Barışmalarının üstünden 15 gün geçmişti ki oğlum yine bir karış suratla geldi. Yine tartışmışlar. Oğlumu kabalıkla suçlamış. "Bana su getir, çay yap diye emrederek konuşamazsın. Lütfen yapar mısın diye konuşacaksın demiş. Bu sefer gelin haklı, ben biliyordum bu tür sorunlar olacağını. Kültür farkı ortaya çıktı. Oğlanda haklı. Bizim evde kimse yapar mısın, eder misin, tutar mısın diye dolaylı konuşmaz. Neyse çocuk üniversitede yabancılarla konuşurken bunları öğrenmiş. Kullanmasına kullanıyor ama sonradan öğrenilen dil ancak bu kadar olur. Evde bizim evde konuşulduğu gibi konuşulur sanıyor. Gelin bizim oğlana sen kıymet bilmez bir eşeksin demiş. Geçenlerde uyduydum. Şimdiki sevgiler çiçek adıyla başlayıp hayvan adıyla bitiyormuş sözü meğersem doğruymuş. Bu devirde aşklar çok hızlı yaşanıp bitiyor.
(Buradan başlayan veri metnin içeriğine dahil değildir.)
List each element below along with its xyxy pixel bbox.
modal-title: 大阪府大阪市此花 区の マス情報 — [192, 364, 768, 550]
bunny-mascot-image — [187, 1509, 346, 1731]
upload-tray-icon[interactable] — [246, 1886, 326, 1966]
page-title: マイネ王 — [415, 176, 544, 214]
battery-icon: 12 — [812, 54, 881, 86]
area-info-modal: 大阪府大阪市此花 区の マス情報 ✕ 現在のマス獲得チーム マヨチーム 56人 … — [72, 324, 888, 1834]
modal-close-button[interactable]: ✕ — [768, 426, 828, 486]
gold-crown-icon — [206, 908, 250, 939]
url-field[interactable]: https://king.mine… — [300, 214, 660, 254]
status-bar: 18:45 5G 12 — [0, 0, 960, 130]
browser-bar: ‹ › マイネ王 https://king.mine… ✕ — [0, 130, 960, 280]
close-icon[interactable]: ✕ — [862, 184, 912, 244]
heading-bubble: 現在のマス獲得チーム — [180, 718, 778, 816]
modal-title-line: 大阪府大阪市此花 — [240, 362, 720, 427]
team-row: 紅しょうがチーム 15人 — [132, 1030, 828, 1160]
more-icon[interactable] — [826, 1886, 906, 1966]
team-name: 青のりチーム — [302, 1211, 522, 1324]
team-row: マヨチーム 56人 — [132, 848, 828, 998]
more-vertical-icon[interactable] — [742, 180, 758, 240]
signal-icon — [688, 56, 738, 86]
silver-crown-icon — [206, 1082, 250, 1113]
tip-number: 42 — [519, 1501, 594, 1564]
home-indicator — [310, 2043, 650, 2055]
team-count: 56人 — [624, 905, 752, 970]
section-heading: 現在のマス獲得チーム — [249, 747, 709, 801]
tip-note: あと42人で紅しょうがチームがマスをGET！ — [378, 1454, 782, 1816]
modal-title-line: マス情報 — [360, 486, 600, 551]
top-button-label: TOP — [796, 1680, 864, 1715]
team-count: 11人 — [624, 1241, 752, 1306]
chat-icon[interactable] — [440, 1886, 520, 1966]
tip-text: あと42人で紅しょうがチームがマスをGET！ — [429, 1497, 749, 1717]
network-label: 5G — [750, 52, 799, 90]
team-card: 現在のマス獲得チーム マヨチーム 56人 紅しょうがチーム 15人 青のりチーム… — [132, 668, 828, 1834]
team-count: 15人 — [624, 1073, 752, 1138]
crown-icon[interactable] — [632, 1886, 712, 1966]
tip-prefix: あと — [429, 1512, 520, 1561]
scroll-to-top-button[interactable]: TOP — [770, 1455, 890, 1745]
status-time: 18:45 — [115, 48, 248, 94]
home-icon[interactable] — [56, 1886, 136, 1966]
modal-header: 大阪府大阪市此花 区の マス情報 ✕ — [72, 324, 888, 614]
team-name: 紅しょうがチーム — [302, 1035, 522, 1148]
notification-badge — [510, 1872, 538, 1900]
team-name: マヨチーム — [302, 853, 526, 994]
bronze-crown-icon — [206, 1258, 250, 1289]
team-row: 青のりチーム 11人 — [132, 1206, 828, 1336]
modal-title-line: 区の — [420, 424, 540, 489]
Bizim gelin bu sefer 2 ay küstü. Sadece kocasına değil bize de küstü. Bizim suçumuz nedir bilmiyorum ama herhalde sebep oğlumuzu onun aile yapısına göre terbiye etmeyişimiz. Böylece gelinimizin huyunu örenmiş olduk. Gelin küsmeyi seviyor. O gün sonra daha çok küstü. 6 ay küstüğü zamanlar oluyordu artık. Şimdi iki yaşında bir torunumuz var. Oğlum karısının küsmelerine de, evde ocağın üstüne bırakılmış yemekleri ısıtıp yemeye de alıştı. İşin kötü tarafı oğlum evini otel gibi kullanmaya başladı. Gelin küsüyor, o kendini gezmeye veriyordu. o geziyor parasını çarçur ediyor diye gelin daha çok küser oldu. Oğlum karım küs nasılsa hesap vermiyorum diye daha çok geziyor daha çok para çarçur ediyordu. Bir kısır döngünün içinde dönüp duruyorlardı.
Gelinin uzaktan akrabası olan bir tanıdık geldi bize geçen gün. Onun söylediklerini duyunca şaşkınlıktan ağzım açık kaldı. Bizim gelinin babaannesi bir kere kocasına bir küsmüş ve tam 30 yıl kocasıyla hiç konuşmamış. Beterin beteri varmış da bizim haberimiz yok. Allahtan bizim gelinin küsme süresi 6 ayı geçmemişti. İnsanoğlu köküne çeker diye boşa dememişler.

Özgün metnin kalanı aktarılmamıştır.